VIDEO: Live at Cohoes Music Hall

06 Oct

Such a great night of music in a gorgeous room. Thanks to the fine folks at Cohoes Music Hall for having me and to Greg Haymes for the kind words.

Here’s the full video of my set, courtesy Chris Coccaro, who livestreamed it from the balcony to the Joni fam.

02:43 – Introduction by Owen Smith
04:30 – It’s All Over Now, Baby Blue (Bob Dylan)
08:55 – Nola
14:49 – Rise
22:28 – Sam
30:47 – The Jungle Line (Joni Mitchell)
37:38 – When

Thanks again to everyone who came out.


Bryan Thomas opened the show with a 40-minute solo set that fused the personal and the political, the local and the global, the historical and the contemporary. Bookended by a tender, intimate rendition of Bob Dylan’s “It’s All Over Now, Baby Blue” and a raw, radical reworking of Joni Mitchell’s “The Jungle Line,” his set centered around a pair of uncompromising originals — “Rise” and “Sam” — that faced the issue of racial division head-on, proving that he’s the Capital Region’s best singer-songwriter. And he just keeps getting better.

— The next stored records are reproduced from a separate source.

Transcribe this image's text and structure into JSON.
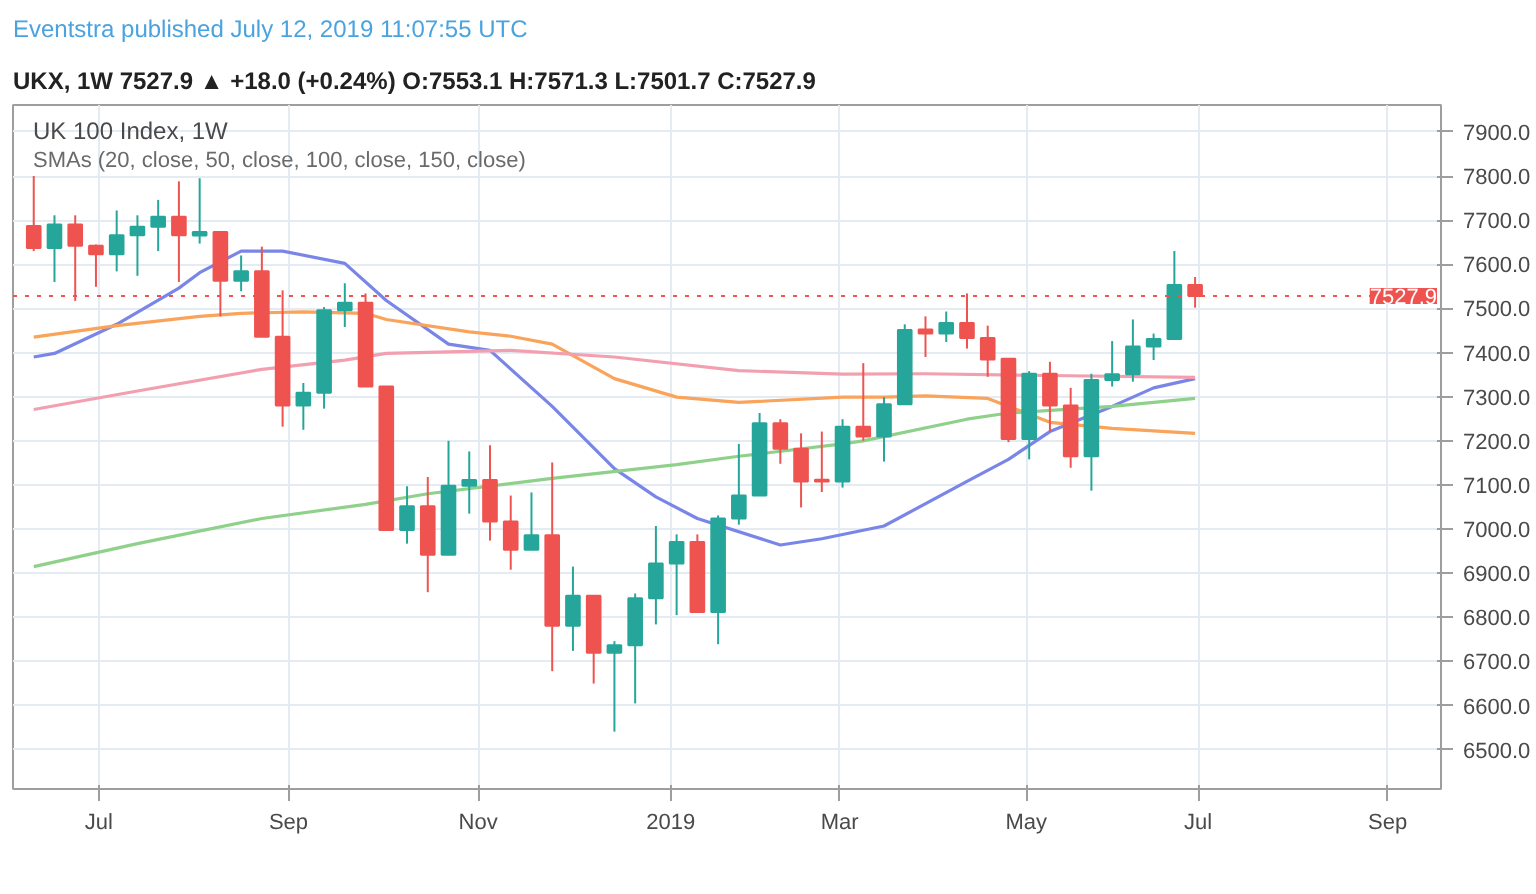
{
  "chart_data": {
    "type": "candlestick",
    "title": "UK 100 Index, 1W",
    "subtitle": "SMAs (20, close, 50, close, 100, close, 150, close)",
    "annotations": [
      "Eventstra published July 12, 2019 11:07:55 UTC",
      "UKX, 1W  7527.9 ▲ +18.0 (+0.24%)  O:7553.1 H:7571.3 L:7501.7 C:7527.9"
    ],
    "x": [
      "2018-06-11",
      "2018-06-18",
      "2018-06-25",
      "2018-07-02",
      "2018-07-09",
      "2018-07-16",
      "2018-07-23",
      "2018-07-30",
      "2018-08-06",
      "2018-08-13",
      "2018-08-20",
      "2018-08-27",
      "2018-09-03",
      "2018-09-10",
      "2018-09-17",
      "2018-09-24",
      "2018-10-01",
      "2018-10-08",
      "2018-10-15",
      "2018-10-22",
      "2018-10-29",
      "2018-11-05",
      "2018-11-12",
      "2018-11-19",
      "2018-11-26",
      "2018-12-03",
      "2018-12-10",
      "2018-12-17",
      "2018-12-24",
      "2018-12-31",
      "2019-01-07",
      "2019-01-14",
      "2019-01-21",
      "2019-01-28",
      "2019-02-04",
      "2019-02-11",
      "2019-02-18",
      "2019-02-25",
      "2019-03-04",
      "2019-03-11",
      "2019-03-18",
      "2019-03-25",
      "2019-04-01",
      "2019-04-08",
      "2019-04-15",
      "2019-04-22",
      "2019-04-29",
      "2019-05-06",
      "2019-05-13",
      "2019-05-20",
      "2019-05-27",
      "2019-06-03",
      "2019-06-10",
      "2019-06-17",
      "2019-06-24",
      "2019-07-01",
      "2019-07-08"
    ],
    "ohlc": [
      [
        7687,
        7800,
        7630,
        7637
      ],
      [
        7637,
        7711,
        7560,
        7690
      ],
      [
        7690,
        7711,
        7517,
        7642
      ],
      [
        7642,
        7645,
        7549,
        7623
      ],
      [
        7623,
        7722,
        7584,
        7666
      ],
      [
        7666,
        7711,
        7574,
        7685
      ],
      [
        7685,
        7746,
        7630,
        7708
      ],
      [
        7708,
        7788,
        7560,
        7666
      ],
      [
        7665,
        7795,
        7647,
        7673
      ],
      [
        7673,
        7673,
        7482,
        7563
      ],
      [
        7563,
        7620,
        7539,
        7584
      ],
      [
        7584,
        7640,
        7436,
        7436
      ],
      [
        7436,
        7541,
        7232,
        7280
      ],
      [
        7280,
        7331,
        7225,
        7309
      ],
      [
        7309,
        7503,
        7273,
        7496
      ],
      [
        7496,
        7557,
        7458,
        7513
      ],
      [
        7513,
        7534,
        7323,
        7323
      ],
      [
        7323,
        7323,
        6998,
        6998
      ],
      [
        6998,
        7097,
        6967,
        7052
      ],
      [
        7052,
        7118,
        6857,
        6942
      ],
      [
        6942,
        7200,
        6942,
        7098
      ],
      [
        7098,
        7176,
        7035,
        7111
      ],
      [
        7111,
        7190,
        6974,
        7017
      ],
      [
        7017,
        7076,
        6908,
        6953
      ],
      [
        6953,
        7083,
        6953,
        6986
      ],
      [
        6986,
        7151,
        6678,
        6781
      ],
      [
        6781,
        6915,
        6724,
        6849
      ],
      [
        6849,
        6849,
        6650,
        6720
      ],
      [
        6720,
        6746,
        6541,
        6737
      ],
      [
        6737,
        6854,
        6605,
        6843
      ],
      [
        6843,
        7007,
        6784,
        6922
      ],
      [
        6922,
        6988,
        6805,
        6971
      ],
      [
        6971,
        6988,
        6812,
        6812
      ],
      [
        6812,
        7031,
        6739,
        7024
      ],
      [
        7024,
        7193,
        7010,
        7076
      ],
      [
        7076,
        7263,
        7076,
        7240
      ],
      [
        7240,
        7249,
        7148,
        7182
      ],
      [
        7182,
        7217,
        7049,
        7108
      ],
      [
        7112,
        7221,
        7084,
        7108
      ],
      [
        7108,
        7249,
        7094,
        7232
      ],
      [
        7232,
        7376,
        7200,
        7210
      ],
      [
        7210,
        7299,
        7153,
        7283
      ],
      [
        7283,
        7464,
        7283,
        7451
      ],
      [
        7452,
        7482,
        7390,
        7443
      ],
      [
        7443,
        7493,
        7424,
        7467
      ],
      [
        7467,
        7534,
        7409,
        7433
      ],
      [
        7433,
        7461,
        7345,
        7384
      ],
      [
        7386,
        7386,
        7197,
        7204
      ],
      [
        7204,
        7358,
        7158,
        7352
      ],
      [
        7352,
        7379,
        7221,
        7280
      ],
      [
        7280,
        7320,
        7139,
        7165
      ],
      [
        7165,
        7352,
        7087,
        7338
      ],
      [
        7338,
        7426,
        7323,
        7351
      ],
      [
        7351,
        7475,
        7334,
        7414
      ],
      [
        7414,
        7443,
        7383,
        7431
      ],
      [
        7431,
        7630,
        7431,
        7553
      ],
      [
        7553.1,
        7571.3,
        7501.7,
        7527.9
      ]
    ],
    "colors": [
      "#ef5350",
      "#26a69a",
      "#ef5350",
      "#ef5350",
      "#26a69a",
      "#26a69a",
      "#26a69a",
      "#ef5350",
      "#26a69a",
      "#ef5350",
      "#26a69a",
      "#ef5350",
      "#ef5350",
      "#26a69a",
      "#26a69a",
      "#26a69a",
      "#ef5350",
      "#ef5350",
      "#26a69a",
      "#ef5350",
      "#26a69a",
      "#26a69a",
      "#ef5350",
      "#ef5350",
      "#26a69a",
      "#ef5350",
      "#26a69a",
      "#ef5350",
      "#26a69a",
      "#26a69a",
      "#26a69a",
      "#26a69a",
      "#ef5350",
      "#26a69a",
      "#26a69a",
      "#26a69a",
      "#ef5350",
      "#ef5350",
      "#ef5350",
      "#26a69a",
      "#ef5350",
      "#26a69a",
      "#26a69a",
      "#ef5350",
      "#26a69a",
      "#ef5350",
      "#ef5350",
      "#ef5350",
      "#26a69a",
      "#ef5350",
      "#ef5350",
      "#26a69a",
      "#26a69a",
      "#26a69a",
      "#26a69a",
      "#26a69a",
      "#ef5350"
    ],
    "series": [
      {
        "type": "line",
        "color": "#7986e8",
        "x": [
          "2018-06-11",
          "2018-06-18",
          "2018-07-09",
          "2018-07-30",
          "2018-08-06",
          "2018-08-20",
          "2018-09-03",
          "2018-09-24",
          "2018-10-08",
          "2018-10-29",
          "2018-11-12",
          "2018-12-03",
          "2018-12-24",
          "2019-01-07",
          "2019-01-21",
          "2019-02-18",
          "2019-03-04",
          "2019-03-25",
          "2019-04-22",
          "2019-05-06",
          "2019-05-20",
          "2019-06-10",
          "2019-06-24",
          "2019-07-08"
        ],
        "values": [
          7390,
          7398,
          7464,
          7546,
          7581,
          7630,
          7630,
          7602,
          7518,
          7419,
          7405,
          7278,
          7137,
          7073,
          7024,
          6964,
          6978,
          7007,
          7108,
          7158,
          7221,
          7278,
          7320,
          7341
        ]
      },
      {
        "type": "line",
        "color": "#f9a35b",
        "x": [
          "2018-06-11",
          "2018-07-09",
          "2018-08-06",
          "2018-08-20",
          "2018-09-10",
          "2018-10-01",
          "2018-10-08",
          "2018-11-05",
          "2018-11-19",
          "2018-12-03",
          "2018-12-10",
          "2018-12-24",
          "2019-01-14",
          "2019-02-04",
          "2019-03-11",
          "2019-03-25",
          "2019-04-08",
          "2019-04-29",
          "2019-05-20",
          "2019-06-10",
          "2019-07-08"
        ],
        "values": [
          7435,
          7461,
          7482,
          7489,
          7492,
          7489,
          7475,
          7447,
          7437,
          7419,
          7393,
          7341,
          7299,
          7287,
          7299,
          7299,
          7302,
          7296,
          7242,
          7228,
          7217
        ]
      },
      {
        "type": "line",
        "color": "#f2a0b0",
        "x": [
          "2018-06-11",
          "2018-07-16",
          "2018-08-27",
          "2018-09-24",
          "2018-10-08",
          "2018-11-19",
          "2018-12-24",
          "2019-02-04",
          "2019-03-11",
          "2019-04-08",
          "2019-05-20",
          "2019-07-08"
        ],
        "values": [
          7271,
          7313,
          7362,
          7383,
          7398,
          7405,
          7390,
          7359,
          7351,
          7352,
          7348,
          7344
        ]
      },
      {
        "type": "line",
        "color": "#8fd18a",
        "x": [
          "2018-06-11",
          "2018-07-16",
          "2018-08-27",
          "2018-10-01",
          "2018-10-22",
          "2018-12-03",
          "2019-01-14",
          "2019-02-04",
          "2019-03-11",
          "2019-03-18",
          "2019-04-22",
          "2019-05-06",
          "2019-06-10",
          "2019-07-08"
        ],
        "values": [
          6915,
          6967,
          7024,
          7056,
          7080,
          7115,
          7146,
          7165,
          7193,
          7200,
          7249,
          7263,
          7278,
          7296
        ]
      }
    ],
    "xlim": [
      "2018-06-04",
      "2019-09-29"
    ],
    "xticks": [
      {
        "value": "2018-07-03",
        "label": "Jul"
      },
      {
        "value": "2018-09-05",
        "label": "Sep"
      },
      {
        "value": "2018-11-08",
        "label": "Nov"
      },
      {
        "value": "2019-01-12",
        "label": "2019"
      },
      {
        "value": "2019-03-10",
        "label": "Mar"
      },
      {
        "value": "2019-05-12",
        "label": "May"
      },
      {
        "value": "2019-07-09",
        "label": "Jul"
      },
      {
        "value": "2019-09-11",
        "label": "Sep"
      }
    ],
    "ylim": [
      6411,
      7961
    ],
    "yticks": [
      {
        "value": 6500,
        "label": "6500.0"
      },
      {
        "value": 6600,
        "label": "6600.0"
      },
      {
        "value": 6700,
        "label": "6700.0"
      },
      {
        "value": 6800,
        "label": "6800.0"
      },
      {
        "value": 6900,
        "label": "6900.0"
      },
      {
        "value": 7000,
        "label": "7000.0"
      },
      {
        "value": 7100,
        "label": "7100.0"
      },
      {
        "value": 7200,
        "label": "7200.0"
      },
      {
        "value": 7300,
        "label": "7300.0"
      },
      {
        "value": 7400,
        "label": "7400.0"
      },
      {
        "value": 7500,
        "label": "7500.0"
      },
      {
        "value": 7600,
        "label": "7600.0"
      },
      {
        "value": 7700,
        "label": "7700.0"
      },
      {
        "value": 7800,
        "label": "7800.0"
      },
      {
        "value": 7900,
        "label": "7900.0"
      }
    ],
    "ref_lines": [
      {
        "axis": "y",
        "value": 7527.9,
        "label": "7527.9",
        "color": "#ef5350",
        "line_style": "dotted"
      }
    ],
    "grid": true
  }
}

FANTASTIC NEGRITO with special guest Bryan Thomas
Thursday, Oct. 13. 8 p.m.
Cohoes Music Hall, 58 Remsen St, Cohoes, NY

This should be fun.


Upon winning NPR’s inaugural Tiny Desk Concert Contest, Fantastic Negrito (Xavier Dphrepaulezz) Quickly won over critics with 2015’s self-titled EP. Consequence of Sound wrote of the record “Dphrepaulezz sings like a man compelled by a spiritual force…[his] voice is impassioned, somewhere between a croon and a scream,” and the Washington Post praised the EP’s “raw vocals and self-assessing lyrics.” The San Francisco Chronicle noted that “almost overnight, the singer-songwriter became an international sensation.”

Dphrepaulezz hailed from an orthodox Muslim household as a child. After relocating from rural Massachusetts to Oakland as a teenager in the 1980s, he quickly moved from strict religion to the music of Funkadelic; by the age of 20 he taught himself to play just about every instrument he came across, and in the `90s, he signed a multi-million dollar deal with Interscope Records performing under his first name Xavier. Dphrepaulezz’s life changed drastically when he was involved in a near death car accident resulting in a three-week coma, followed by intensive physical rehabilitation with his guitar playing hand permanently incapacitated. After a five-year hiatus, Dphrepaulezz created Fantastic Negrito. Inspired by all American music, most especially Delta bluesmen such as R.L Burnside and Skip James, he sought to modernize his compositions by sampling and looping his own live recordings.


Bryan Thomas is a mediocre negrito.

He makes music in his basement.

Sometimes they let him out.

Thursday, Oct. 13 is one of those times.